# Thread: First order non-linear ODE

1. ## First order non-linear ODE

Hi everyone,

x2y'-20+x2y2=0; y(1)=1

The question asks me to use substitution

y=1/u*du/dx to solve

So far I have

y'=-1/u2*du/dx+1/u*d2u/dx2

problem is when I sub in for the x2y2 term I'm going to get a derivative squared --> y2=(1/u*du/dx)2. Don't know how to resolve this. Please help.

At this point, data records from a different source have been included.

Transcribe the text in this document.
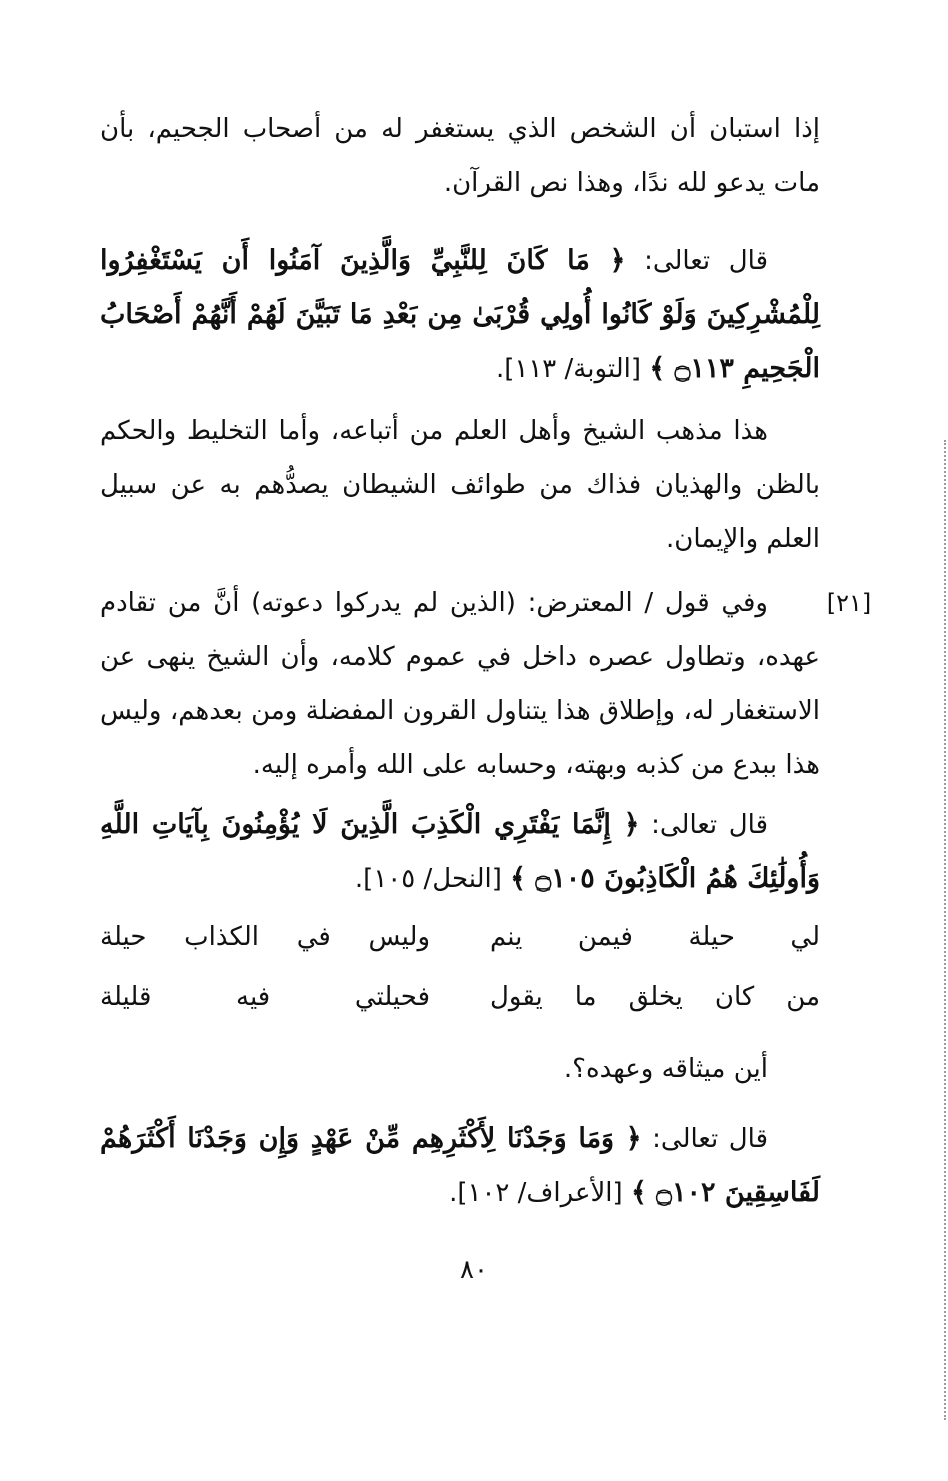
إذا استبان أن الشخص الذي يستغفر له من أصحاب الجحيم، بأن مات يدعو لله ندًا، وهذا نص القرآن.
قال تعالى: ﴿ مَا كَانَ لِلنَّبِيِّ وَالَّذِينَ آمَنُوا أَن يَسْتَغْفِرُوا لِلْمُشْرِكِينَ وَلَوْ كَانُوا أُولِي قُرْبَىٰ مِن بَعْدِ مَا تَبَيَّنَ لَهُمْ أَنَّهُمْ أَصْحَابُ الْجَحِيمِ ۝١١٣ ﴾ [التوبة/ ١١٣].
هذا مذهب الشيخ وأهل العلم من أتباعه، وأما التخليط والحكم بالظن والهذيان فذاك من طوائف الشيطان يصدُّهم به عن سبيل العلم والإيمان.
[٢١]
وفي قول / المعترض: (الذين لم يدركوا دعوته) أنَّ من تقادم عهده، وتطاول عصره داخل في عموم كلامه، وأن الشيخ ينهى عن الاستغفار له، وإطلاق هذا يتناول القرون المفضلة ومن بعدهم، وليس هذا ببدع من كذبه وبهته، وحسابه على الله وأمره إليه.
قال تعالى: ﴿ إِنَّمَا يَفْتَرِي الْكَذِبَ الَّذِينَ لَا يُؤْمِنُونَ بِآيَاتِ اللَّهِ وَأُولَٰئِكَ هُمُ الْكَاذِبُونَ ۝١٠٥ ﴾ [النحل/ ١٠٥].
لي حيلة فيمن ينم
وليس في الكذاب حيلة
من كان يخلق ما يقول
فحيلتي فيه قليلة
أين ميثاقه وعهده؟.
قال تعالى: ﴿ وَمَا وَجَدْنَا لِأَكْثَرِهِم مِّنْ عَهْدٍ وَإِن وَجَدْنَا أَكْثَرَهُمْ لَفَاسِقِينَ ۝١٠٢ ﴾ [الأعراف/ ١٠٢].
٨٠
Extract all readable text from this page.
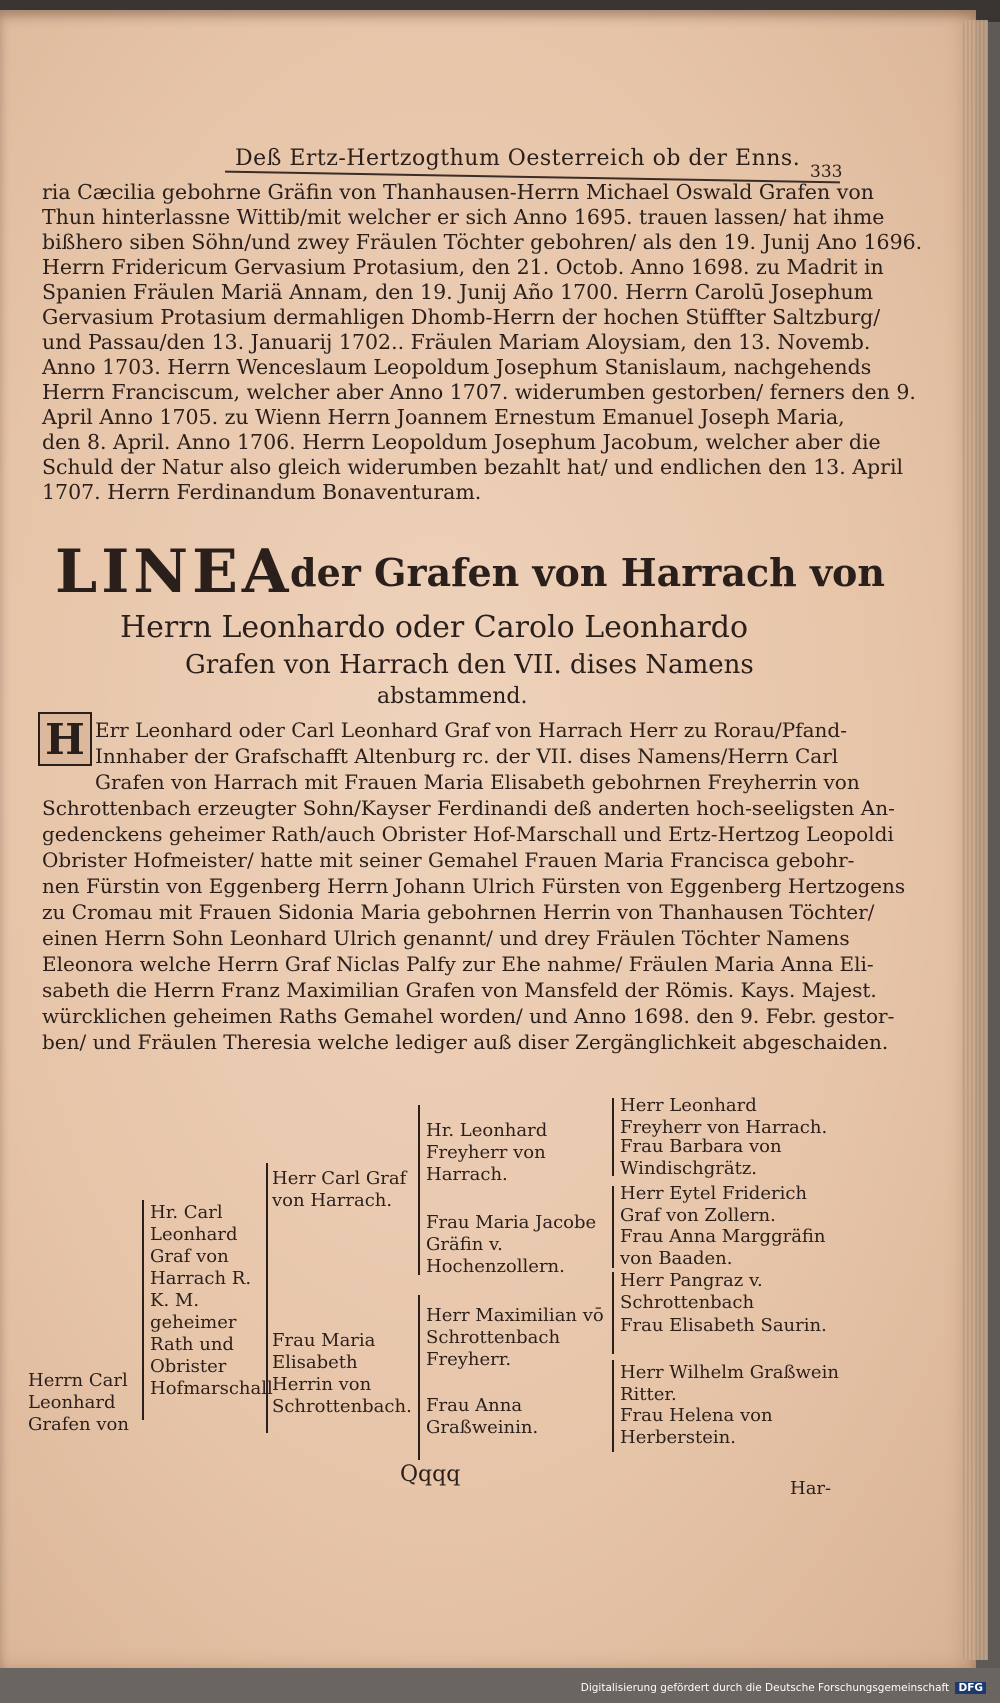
Deß Ertz-Hertzogthum Oesterreich ob der Enns.
333
ria Cæcilia gebohrne Gräfin von Thanhausen-Herrn Michael Oswald Grafen von
Thun hinterlassne Wittib/mit welcher er sich Anno 1695. trauen lassen/ hat ihme
bißhero siben Söhn/und zwey Fräulen Töchter gebohren/ als den 19. Junij Ano 1696.
Herrn Fridericum Gervasium Protasium, den 21. Octob. Anno 1698. zu Madrit in
Spanien Fräulen Mariä Annam, den 19. Junij Año 1700. Herrn Carolū Josephum
Gervasium Protasium dermahligen Dhomb-Herrn der hochen Stüffter Saltzburg/
und Passau/den 13. Januarij 1702.. Fräulen Mariam Aloysiam, den 13. Novemb.
Anno 1703. Herrn Wenceslaum Leopoldum Josephum Stanislaum, nachgehends
Herrn Franciscum, welcher aber Anno 1707. widerumben gestorben/ ferners den 9.
April Anno 1705. zu Wienn Herrn Joannem Ernestum Emanuel Joseph Maria,
den 8. April. Anno 1706. Herrn Leopoldum Josephum Jacobum, welcher aber die
Schuld der Natur also gleich widerumben bezahlt hat/ und endlichen den 13. April
1707. Herrn Ferdinandum Bonaventuram.
LINEA
der Grafen von Harrach von
Herrn Leonhardo oder Carolo Leonhardo
Grafen von Harrach den VII. dises Namens
abstammend.
H Err Leonhard oder Carl Leonhard Graf von Harrach Herr zu Rorau/Pfand-
Innhaber der Grafschafft Altenburg rc. der VII. dises Namens/Herrn Carl
Grafen von Harrach mit Frauen Maria Elisabeth gebohrnen Freyherrin von
Schrottenbach erzeugter Sohn/Kayser Ferdinandi deß anderten hoch-seeligsten An-
gedenckens geheimer Rath/auch Obrister Hof-Marschall und Ertz-Hertzog Leopoldi
Obrister Hofmeister/ hatte mit seiner Gemahel Frauen Maria Francisca gebohr-
nen Fürstin von Eggenberg Herrn Johann Ulrich Fürsten von Eggenberg Hertzogens
zu Cromau mit Frauen Sidonia Maria gebohrnen Herrin von Thanhausen Töchter/
einen Herrn Sohn Leonhard Ulrich genannt/ und drey Fräulen Töchter Namens
Eleonora welche Herrn Graf Niclas Palfy zur Ehe nahme/ Fräulen Maria Anna Eli-
sabeth die Herrn Franz Maximilian Grafen von Mansfeld der Römis. Kays. Majest.
würcklichen geheimen Raths Gemahel worden/ und Anno 1698. den 9. Febr. gestor-
ben/ und Fräulen Theresia welche lediger auß diser Zergänglichkeit abgeschaiden.
Herrn Carl Leonhard Grafen von
Hr. Carl Leonhard Graf von Harrach R. K. M. geheimer Rath und Obrister Hofmarschall
Frau Maria Elisabeth Herrin von Schrottenbach.
Herr Carl Graf von Harrach.
Hr. Leonhard Freyherr von Harrach.
Frau Maria Jacobe Gräfin v. Hochenzollern.
Herr Maximilian vō Schrottenbach Freyherr.
Frau Anna Graßweinin.
Herr Leonhard Freyherr von Harrach.
Frau Barbara von Windischgrätz.
Herr Eytel Friderich Graf von Zollern.
Frau Anna Marggräfin von Baaden.
Herr Pangraz v. Schrottenbach
Frau Elisabeth Saurin.
Herr Wilhelm Graßwein Ritter.
Frau Helena von Herberstein.
Qqqq
Har-
Digitalisierung gefördert durch die Deutsche Forschungsgemeinschaft DFG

2. ## Re: First order non-linear ODE

Originally Posted by lillybeans
Hi everyone,

x2y'-20+x2y2=0; y(1)=1

The question asks me to use substitution

y=1/u*du/dx to solve

So far I have

y'=-1/u2*du/dx+1/u*d2u/dx2

problem is when I sub in for the x2y2 term I'm going to get a derivative squared --> y2=(1/u*du/dx)2. Don't know how to resolve this. Please help.
That term should reduce out....

$\displaystyle y=\frac{u'}{u} \iff uy=u'$

$\displaystyle y'u+u'y=u'' \iff y'u+u'\frac{u'}{u}=u'' \iff y'=-\frac{(u')^2}{u^2}+u''$

If you sub this into the ode you get

$\displaystyle x^2\left( -\frac{(u')^2}{u^2}+u''\right)+x^2\left(\frac{u'}{u } \right)^2=20$

This gives

$\displaystyle u''(x)=\frac{20}{x^2}$

Can you finish from here?

3. ## Re: First order non-linear ODE

Originally Posted by lillybeans
Hi everyone,

x2y'-20+x2y2=0; y(1)=1

The question asks me to use substitution

y=1/u*du/dx to solve

So far I have

y'=-1/u2*du/dx+1/u*d2u/dx2

problem is when I sub in for the x2y2 term I'm going to get a derivative squared --> y2=(1/u*du/dx)2. Don't know how to resolve this. Please help.
After simplification, the terme (1/u*du/dx)² disapears

4. ## Re: First order non-linear ODE

Thank you both I solved this problem BUT I have another one which I am really stuck on this time, supposedly a much easier problem.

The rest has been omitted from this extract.